The size of the data has, of course, grown exponentially fast in recent years with the spread of cloud resources, social media, and online powerhouses such as Google, Facebook, Twitter, and Amazon. Many new and interesting research challenges are driven by this reality. Signal processing met similar challenges in the past with vigor and is already contributing to the new big challenges with remarkable strides. However, at times, we are victimized by our own successes. We have perfected our art so well that our contributions often go unnoticed to our detriment. As we like to say, signal processing has become the invisible intelligence behind our modern digital revolution, or “the science behind our digital life.” Our algorithms power everything from cell phones, to spacecraft, robotic explorers, imaging devices, automated systems, computing machines, as well as recommender systems. You name a technology, and you will find some signal processing concept or solution driving its functionality.
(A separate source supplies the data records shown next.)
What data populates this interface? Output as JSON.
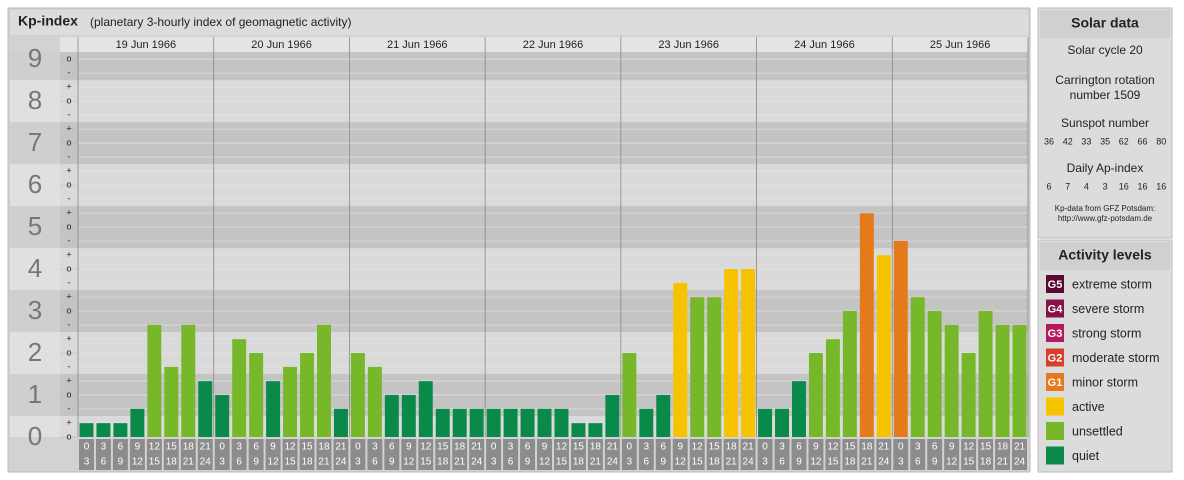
{
  "chart_data": {
    "type": "bar",
    "title": "Kp-index",
    "subtitle": "(planetary 3-hourly index of geomagnetic activity)",
    "days": [
      "19 Jun 1966",
      "20 Jun 1966",
      "21 Jun 1966",
      "22 Jun 1966",
      "23 Jun 1966",
      "24 Jun 1966",
      "25 Jun 1966"
    ],
    "hour_labels": [
      [
        "0",
        "3"
      ],
      [
        "3",
        "6"
      ],
      [
        "6",
        "9"
      ],
      [
        "9",
        "12"
      ],
      [
        "12",
        "15"
      ],
      [
        "15",
        "18"
      ],
      [
        "18",
        "21"
      ],
      [
        "21",
        "24"
      ]
    ],
    "tick_marks": [
      "-",
      "o",
      "+"
    ],
    "ylim": [
      0,
      9.17
    ],
    "yticks": [
      0,
      1,
      2,
      3,
      4,
      5,
      6,
      7,
      8,
      9
    ],
    "values": [
      0.33,
      0.33,
      0.33,
      0.67,
      2.67,
      1.67,
      2.67,
      1.33,
      1.0,
      2.33,
      2.0,
      1.33,
      1.67,
      2.0,
      2.67,
      0.67,
      2.0,
      1.67,
      1.0,
      1.0,
      1.33,
      0.67,
      0.67,
      0.67,
      0.67,
      0.67,
      0.67,
      0.67,
      0.67,
      0.33,
      0.33,
      1.0,
      2.0,
      0.67,
      1.0,
      3.67,
      3.33,
      3.33,
      4.0,
      4.0,
      0.67,
      0.67,
      1.33,
      2.0,
      2.33,
      3.0,
      5.33,
      4.33,
      4.67,
      3.33,
      3.0,
      2.67,
      2.0,
      3.0,
      2.67,
      2.67
    ],
    "colors": [
      "#0a8a4a",
      "#0a8a4a",
      "#0a8a4a",
      "#0a8a4a",
      "#76b82a",
      "#76b82a",
      "#76b82a",
      "#0a8a4a",
      "#0a8a4a",
      "#76b82a",
      "#76b82a",
      "#0a8a4a",
      "#76b82a",
      "#76b82a",
      "#76b82a",
      "#0a8a4a",
      "#76b82a",
      "#76b82a",
      "#0a8a4a",
      "#0a8a4a",
      "#0a8a4a",
      "#0a8a4a",
      "#0a8a4a",
      "#0a8a4a",
      "#0a8a4a",
      "#0a8a4a",
      "#0a8a4a",
      "#0a8a4a",
      "#0a8a4a",
      "#0a8a4a",
      "#0a8a4a",
      "#0a8a4a",
      "#76b82a",
      "#0a8a4a",
      "#0a8a4a",
      "#f6c300",
      "#76b82a",
      "#76b82a",
      "#f6c300",
      "#f6c300",
      "#0a8a4a",
      "#0a8a4a",
      "#0a8a4a",
      "#76b82a",
      "#76b82a",
      "#76b82a",
      "#e47a1a",
      "#f6c300",
      "#e47a1a",
      "#76b82a",
      "#76b82a",
      "#76b82a",
      "#76b82a",
      "#76b82a",
      "#76b82a",
      "#76b82a"
    ]
  },
  "solar_data": {
    "title": "Solar data",
    "cycle": "Solar cycle 20",
    "rotation": [
      "Carrington rotation",
      "number 1509"
    ],
    "sunspot_title": "Sunspot number",
    "sunspot": [
      36,
      42,
      33,
      35,
      62,
      66,
      80
    ],
    "ap_title": "Daily Ap-index",
    "ap": [
      6,
      7,
      4,
      3,
      16,
      16,
      16
    ],
    "source": [
      "Kp-data from GFZ Potsdam:",
      "http://www.gfz-potsdam.de"
    ]
  },
  "activity_levels": {
    "title": "Activity levels",
    "items": [
      {
        "code": "G5",
        "label": "extreme storm",
        "color": "#5a0a2e"
      },
      {
        "code": "G4",
        "label": "severe storm",
        "color": "#86124a"
      },
      {
        "code": "G3",
        "label": "strong storm",
        "color": "#b3195e"
      },
      {
        "code": "G2",
        "label": "moderate storm",
        "color": "#d6402a"
      },
      {
        "code": "G1",
        "label": "minor storm",
        "color": "#e47a1a"
      },
      {
        "label": "active",
        "color": "#f6c300"
      },
      {
        "label": "unsettled",
        "color": "#76b82a"
      },
      {
        "label": "quiet",
        "color": "#0a8a4a"
      }
    ]
  }
}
We are a singular discipline. The training we provide to our students and engineers is special. We prepare them with a unique gift to modeling, problem solving, and optimization. We know how to extract the essence of a problem. We are creative, inventive, innovative, and, above all, we like challenges. We also do not shy away from venturing confidently into other fields. I recall the time when my former Ph.D. advisor at Stanford University, Thomas Kailath - a giant in our field, an IEEE Medal of Honor recipient, and a U.S. National Medal of Science honoree by President Barack Obama - launched into a large project on semiconductor manufacturing in the early 1990s, which was a field well outside his domain of expertise. He ended up making award-winning contributions and also cofounded a successful company. That is the spirit of signal processing.